Q 的 shape 是 (batch, 1, num_q_heads, head_dim)，kernel 访问 Q[batch_idx, 0, q_head_idx, :]：

1 2	q_ptr = Q_ptr + batch_idx * Q.stride(0) + q_head_idx * Q.stride(2) q = tl.load(q_ptr + d_range * Q.stride(3))

省略了 seq 维度（stride(1)），因为 decode 永远只取位置 0。

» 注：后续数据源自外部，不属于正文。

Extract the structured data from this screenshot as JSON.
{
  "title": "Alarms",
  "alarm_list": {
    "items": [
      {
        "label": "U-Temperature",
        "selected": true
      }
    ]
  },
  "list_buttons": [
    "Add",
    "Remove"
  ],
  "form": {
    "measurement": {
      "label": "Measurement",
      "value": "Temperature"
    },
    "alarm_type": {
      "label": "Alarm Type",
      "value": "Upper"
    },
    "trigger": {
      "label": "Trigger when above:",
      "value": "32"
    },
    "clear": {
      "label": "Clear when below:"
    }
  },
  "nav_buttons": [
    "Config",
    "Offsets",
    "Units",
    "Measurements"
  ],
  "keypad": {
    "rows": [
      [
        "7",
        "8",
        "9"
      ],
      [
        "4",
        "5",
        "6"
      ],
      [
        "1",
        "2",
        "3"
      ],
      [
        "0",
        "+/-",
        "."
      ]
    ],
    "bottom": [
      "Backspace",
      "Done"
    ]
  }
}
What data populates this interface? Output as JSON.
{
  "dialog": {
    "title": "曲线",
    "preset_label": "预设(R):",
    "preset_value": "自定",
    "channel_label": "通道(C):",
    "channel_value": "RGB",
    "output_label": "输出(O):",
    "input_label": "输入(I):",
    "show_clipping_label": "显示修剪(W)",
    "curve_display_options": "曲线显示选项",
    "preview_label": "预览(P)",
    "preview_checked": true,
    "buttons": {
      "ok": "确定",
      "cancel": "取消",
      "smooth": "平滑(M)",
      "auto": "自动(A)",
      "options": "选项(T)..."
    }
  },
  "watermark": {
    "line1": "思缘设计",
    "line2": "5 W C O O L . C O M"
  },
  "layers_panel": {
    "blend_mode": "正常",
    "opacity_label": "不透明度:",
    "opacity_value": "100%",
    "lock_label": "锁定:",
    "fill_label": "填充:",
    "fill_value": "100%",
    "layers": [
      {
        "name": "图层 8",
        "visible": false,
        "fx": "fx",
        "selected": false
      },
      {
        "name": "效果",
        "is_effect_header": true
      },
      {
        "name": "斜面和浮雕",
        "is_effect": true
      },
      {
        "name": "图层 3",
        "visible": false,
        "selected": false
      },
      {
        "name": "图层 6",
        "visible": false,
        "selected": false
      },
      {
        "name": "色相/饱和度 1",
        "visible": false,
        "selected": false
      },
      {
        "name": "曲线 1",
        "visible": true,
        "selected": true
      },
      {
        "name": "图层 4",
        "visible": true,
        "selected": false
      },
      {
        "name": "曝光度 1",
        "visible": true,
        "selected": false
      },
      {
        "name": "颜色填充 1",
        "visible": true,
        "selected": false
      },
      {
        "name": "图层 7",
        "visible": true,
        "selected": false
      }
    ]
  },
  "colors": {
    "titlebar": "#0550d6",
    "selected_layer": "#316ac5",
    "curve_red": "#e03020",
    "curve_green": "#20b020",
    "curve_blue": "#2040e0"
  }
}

K/V 类似：k_base = K_ptr + batch_idx * stride_kb + kv_head_idx * stride_kh，然后在 seq 维度上分块。

五、踩坑：Triton encoding 不匹配

这是实现过程中最不直觉的一个问题，值得单独说清楚。

问题现象

m_i = tl.full([1], -1e38, dtype=tl.float32)
# ...
block_max = tl.max(scores, axis=0)           # 返回 scalar
m_new     = tl.maximum(m_i, block_max)       # 编译报错！

报错信息：

1
2
3

RuntimeError: PassManager::run failed
...
'triton_gpu.cmpf' op requires the same encoding for all operands and results

根因

Triton 在 MLIR 层面区分两种类型：

blocked tensor：tl.full([1], ...) 创建的 shape [1] tensor，有 blocked layout encoding
scalar：tl.max(tensor, axis=0) 规约到 0 维后产生的标量，没有 layout encoding

tl.maximum(blocked_tensor, scalar) 要求两边 encoding 一致，因此编译失败。

修复

# ❌ 错误：tl.max 返回 scalar，与 m_i 的 blocked encoding 不兼容
block_max = tl.max(scores, axis=0)
m_new = tl.maximum(m_i, block_max)

# ✅ 修复：先升维为 [1, BLOCK_N]，再沿 axis=1 规约，结果保持 [1] blocked encoding
block_max = tl.max(scores[None, :], axis=1)   # [1]，encoding 与 m_i 一致
m_new = tl.maximum(m_i, block_max)            # ✅ 编译通过

同理，tl.sum(exp_scores, axis=0) 也要改成 tl.sum(exp_scores[None, :], axis=1) 才能与 l_i: [1] 相加。

这个规则不在 Triton 文档的显眼位置，需要从编译器报错里倒推。核心结论：在 Triton kernel 中，凡是需要对 1D tensor 做 reduce 并把结果与另一个 [1] tensor 做运算，必须保持 encoding 一致，用 [None, :] 升维后再 reduce。

另一个坑：`@triton.jit` 与 `python -c` 不兼容

在前置条件验证阶段，想用 python -c "..." 跑一个最小 Triton kernel 测试。结果报错：

1	OSError: could not get source code

原因：@triton.jit 内部调用 inspect.getsource() 来获取 kernel 源代码，但 python -c "..." 没有对应的源文件，inspect 无法读取。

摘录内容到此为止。